Si ce point de vue est reconnu par une partie des capitaux-risque traditionnels, le scénario de court terme le plus probable est un ralentissement du rythme de financement de la filière IA + crypto. Les capitaux pourraient retirer leur soutien aux projets IA + crypto au stade conceptuel et se tourner vers des infrastructures IA “pures” ou vers des pistes natives du monde crypto. Les conditions de validation de ce scénario sont très claires : si, au cours des 1 à 2 prochains trimestres, le volume de financement de la filière IA + crypto recule de plus de 25% en glissement trimestriel, ou si des fonds de capital-risque crypto de premier plan comme Paradigm et a16z réduisent la part de leurs investissements dans cette filière, qui passerait d’environ 12% actuellement à moins de 8%, alors ce scénario pourrait être considéré comme partiellement réalisé. Il faut toutefois noter que les projets IA + crypto disposant de scénarios de déploiement concret (par exemple, de la finance de la chaîne d’approvisionnement tokenisée alimentée par l’IA, ou des outils d’audit de conformité assistés par l’IA) sont relativement moins affectés par ce sentiment. Le rationnel de financement de ces projets est fondamentalement différent de celui des projets purement conceptuels.

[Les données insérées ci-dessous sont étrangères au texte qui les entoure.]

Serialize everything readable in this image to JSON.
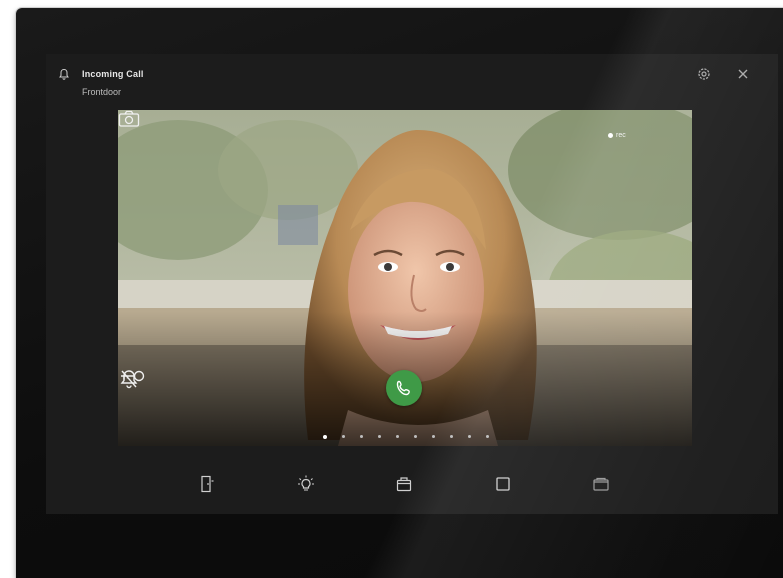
{
  "call": {
    "title": "Incoming Call",
    "subtitle": "Frontdoor"
  },
  "video": {
    "live_label": "rec"
  },
  "icons": {
    "bell": "bell-icon",
    "settings": "settings-icon",
    "close": "close-icon",
    "camera": "camera-icon",
    "mute": "bell-off-icon",
    "answer": "phone-icon",
    "key": "key-icon"
  },
  "controls": {
    "answer_color": "#3f9a47"
  },
  "pager": {
    "count": 10,
    "active_index": 0
  },
  "toolbar": {
    "items": [
      {
        "name": "door-icon"
      },
      {
        "name": "light-icon"
      },
      {
        "name": "mailbox-icon"
      },
      {
        "name": "square-icon"
      },
      {
        "name": "folder-icon"
      }
    ]
  }
}
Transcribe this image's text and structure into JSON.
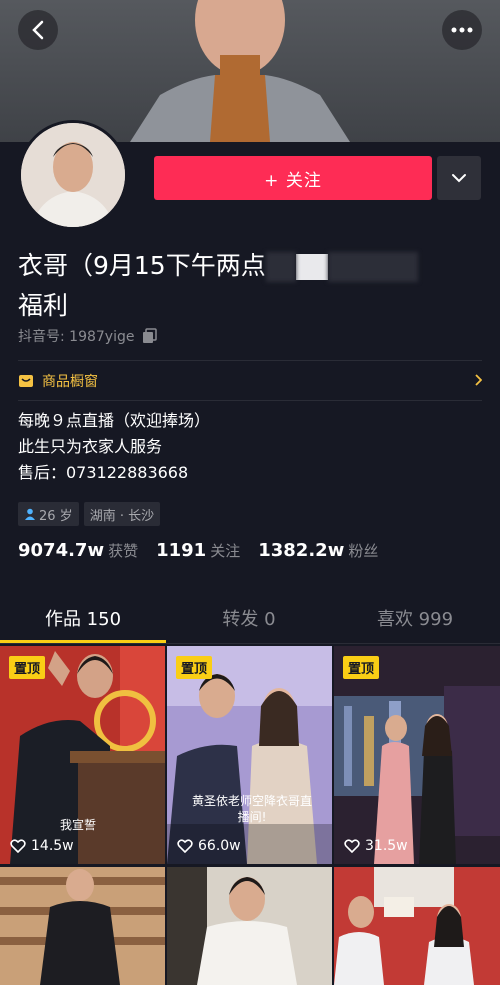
{
  "header": {
    "back_icon": "back-arrow-icon",
    "more_icon": "more-dots-icon"
  },
  "profile": {
    "follow_label": "+ 关注",
    "nickname_line1": "衣哥（9月15下午两点",
    "nickname_line2": "福利",
    "douyin_id": "抖音号: 1987yige",
    "shop_label": "商品橱窗",
    "bio": [
      "每晚９点直播（欢迎捧场）",
      "此生只为衣家人服务",
      "售后：073122883668"
    ],
    "age_tag": "26 岁",
    "location_tag": "湖南 · 长沙"
  },
  "stats": [
    {
      "value": "9074.7w",
      "label": "获赞"
    },
    {
      "value": "1191",
      "label": "关注"
    },
    {
      "value": "1382.2w",
      "label": "粉丝"
    }
  ],
  "tabs": [
    {
      "label": "作品 150"
    },
    {
      "label": "转发 0"
    },
    {
      "label": "喜欢 999"
    }
  ],
  "videos": [
    {
      "pin": "置顶",
      "likes": "14.5w",
      "caption": "我宣誓"
    },
    {
      "pin": "置顶",
      "likes": "66.0w",
      "caption": "黄圣依老师空降衣哥直播间!"
    },
    {
      "pin": "置顶",
      "likes": "31.5w",
      "caption": ""
    }
  ],
  "colors": {
    "background": "#161823",
    "accent": "#fe2c55",
    "pin": "#face15",
    "shop": "#f5c243"
  }
}
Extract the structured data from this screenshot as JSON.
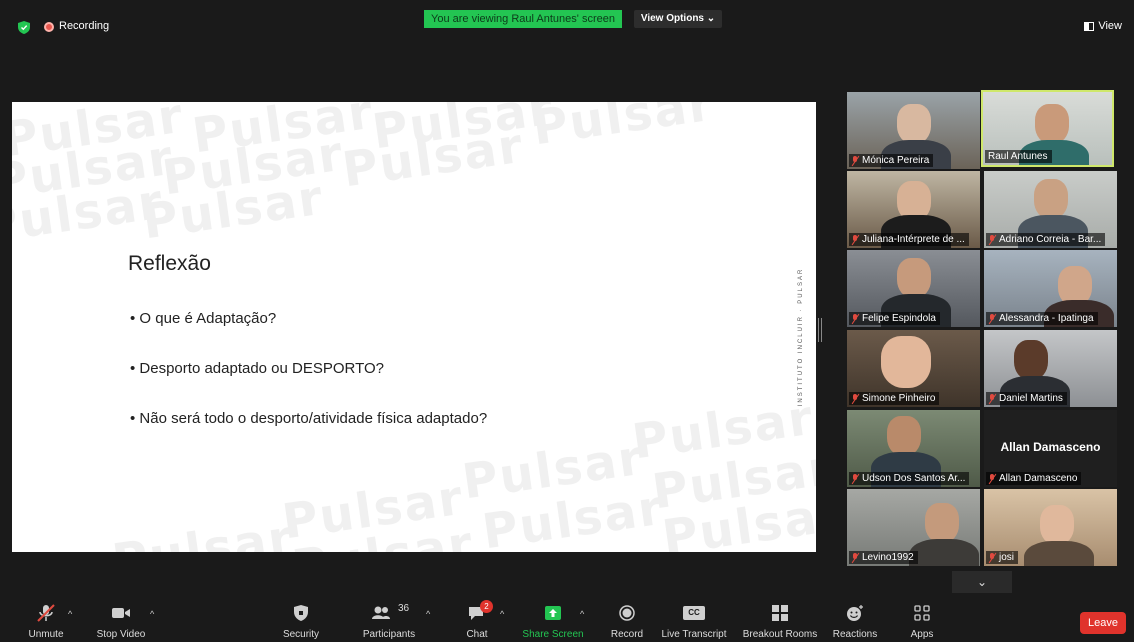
{
  "topbar": {
    "recording_label": "Recording",
    "viewing_banner": "You are viewing Raul Antunes' screen",
    "view_options": "View Options ⌄",
    "view_label": "View"
  },
  "slide": {
    "watermark": "Pulsar",
    "title": "Reflexão",
    "bullets": [
      "• O que é Adaptação?",
      "• Desporto adaptado ou DESPORTO?",
      "• Não será todo o desporto/atividade física adaptado?"
    ],
    "vertical_text": "INSTITUTO INCLUIR · PULSAR"
  },
  "participants": [
    {
      "name": "Mónica Pereira"
    },
    {
      "name": "Raul Antunes"
    },
    {
      "name": "Juliana-Intérprete de ..."
    },
    {
      "name": "Adriano Correia - Bar..."
    },
    {
      "name": "Felipe Espindola"
    },
    {
      "name": "Alessandra - Ipatinga"
    },
    {
      "name": "Simone Pinheiro"
    },
    {
      "name": "Daniel Martins"
    },
    {
      "name": "Udson Dos Santos Ar..."
    },
    {
      "name": "Allan Damasceno",
      "display": "Allan Damasceno"
    },
    {
      "name": "Levino1992"
    },
    {
      "name": "josi"
    }
  ],
  "scroll_chevron": "⌄",
  "toolbar": {
    "unmute": "Unmute",
    "stop_video": "Stop Video",
    "security": "Security",
    "participants": "Participants",
    "participants_count": "36",
    "chat": "Chat",
    "chat_badge": "2",
    "share_screen": "Share Screen",
    "record": "Record",
    "live_transcript": "Live Transcript",
    "cc": "CC",
    "breakout_rooms": "Breakout Rooms",
    "reactions": "Reactions",
    "apps": "Apps",
    "leave": "Leave",
    "caret": "^"
  },
  "colors": {
    "banner_green": "#23c552",
    "share_green": "#23c552",
    "active_speaker": "#cfe86b",
    "leave_red": "#e0332c",
    "muted_red": "#e04a3f"
  }
}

Si l’industrie rejette généralement ce point de vue, elle pourrait au contraire accélérer l’exploration de la fusion entre l’IA et la cryptographie. L’orientation la plus probable serait d’utiliser des mécanismes d’incitation cryptographique pour résoudre les douleurs du secteur, notamment l’annotation des données pour l’industrie de l’IA, l’orchestration de la puissance de calcul, et le calcul préservant la confidentialité, en utilisant des technologies comme les preuves à connaissance nulle (ZK) pour traiter le problème de la vérifiabilité des modèles d’IA. Les conditions de validation de ce scénario sont les suivantes : dans les 6 mois à venir, le nombre de projets liés à l’écosystème IA sur des blockchains publiques majeures comme Ethereum et Solana augmente de plus de 40% en glissement relatif, ou bien au moins 2 applications combinant IA et cryptographie atteignent un volume d’utilisateurs actifs quotidiens (DAU) supérieur à 100 000. Mais ce scénario comporte aussi des risques : aujourd’hui, la majorité des projets IA + crypto en sont encore au stade conceptuel, et la difficulté de passage à l’exécution technique est élevée. Par la suite, il est probable que la plupart des projets fassent l’objet d’un assainissement (sortie de marché), et qu’après l’éclatement de la bulle, seuls quelques équipes répondant à de vrais besoins puissent survivre.

Pour des actifs cryptographiques majeurs comme le BTC et l’ETH, l’impact à court terme de ces points de vue controversés est très limité. L’évolution des actifs “phare” dépend avant tout de grands facteurs comme la liquidité macro mondiale et les politiques de régulation ; les discussions sur la relation entre l’IA et la cryptographie ont donc du mal à modifier la tendance de long terme. En revanche, du point de vue du développement de l’industrie, que les voix soient favorables ou opposées, elles augmentent l’attention portée à la filière IA + crypto, ce qui pourrait au contraire attirer davantage de développeurs et de capitaux dans ce domaine. À long terme, cela est favorable à l’itération technologique et à l’expansion de l’écosystème de l’industrie crypto.